In the videos below, you can see the range of dogs that MMP can be performed on – both big and small – as well as an idea of what to expect during the recovery period:

Another major difference between the MMP method used at Melbourne Pet Surgery and other types of procedures is that we only charge between $1600 and $1900. When treated at other clinics, owners can generally expect to pay between $2000 and $2500. This could increase to a massive $4800 if TPLO is performed at a specialist hospital. Since starting to offer MMP , we have already saved our clients a cumulative total of somewhere between $35,000 and $130,000. Not only is this a truly enormous amount of money, we are delighted to have been able to help our clients’ four legged friends return to good health as quickly as possible.
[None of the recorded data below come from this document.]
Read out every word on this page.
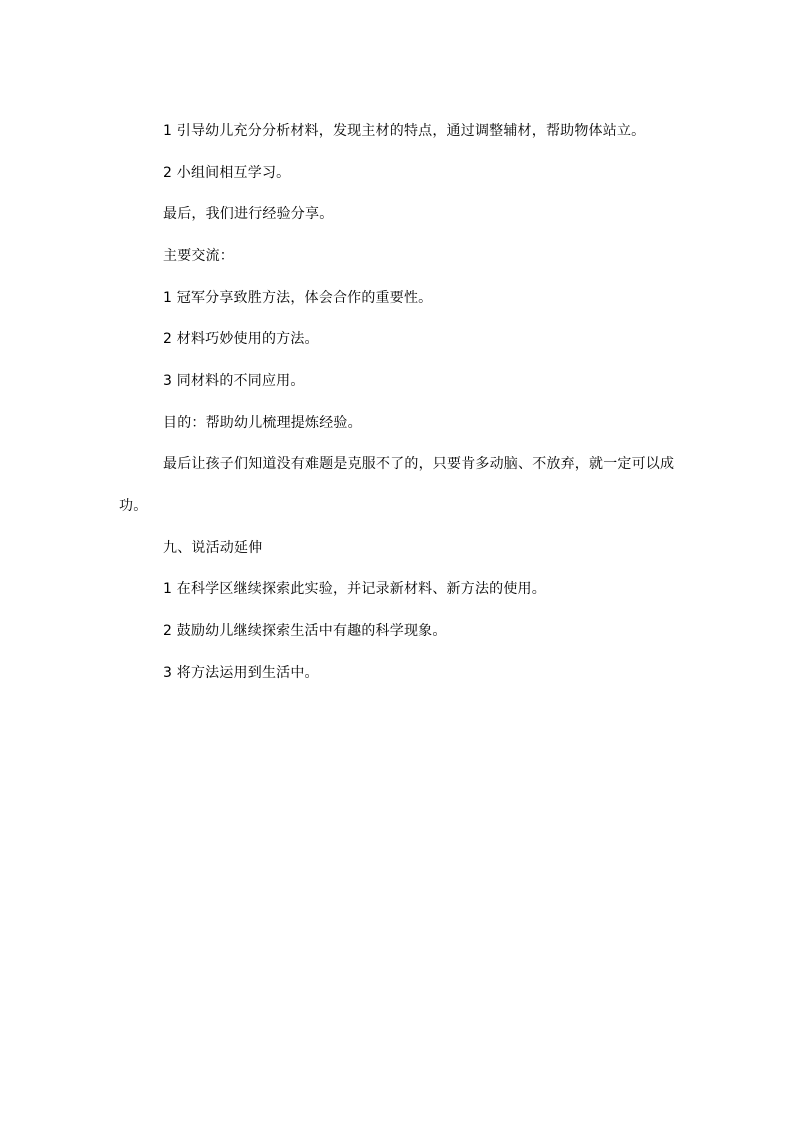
1 引导幼儿充分分析材料，发现主材的特点，通过调整辅材，帮助物体站立。

2 小组间相互学习。

最后，我们进行经验分享。

主要交流：

1 冠军分享致胜方法，体会合作的重要性。

2 材料巧妙使用的方法。

3 同材料的不同应用。

目的：帮助幼儿梳理提炼经验。

最后让孩子们知道没有难题是克服不了的，只要肯多动脑、不放弃，就一定可以成功。

九、说活动延伸

1 在科学区继续探索此实验，并记录新材料、新方法的使用。

2 鼓励幼儿继续探索生活中有趣的科学现象。

3 将方法运用到生活中。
We feel that it’s important to note that NO surgical method of stifle stabilisation to repair an ACL tear currently exists that guarantees arthritis will not occur in the future. Whilst surgery markedly slows the onset of arthritis and can lead to a quick return to normal activity levels, it will not completely stop arthritis from developing. Arthritis is joint inflammation and pain that occurs as a result of excessive cartilage wear and exposure of the bone. It can also lead to new bone growth as your pet’s body attempts to stop the pain. To look after your pet’s cartilage health, we recommend giving them pentosanpolysulphate injections four times a week for at least 6 months following the surgery.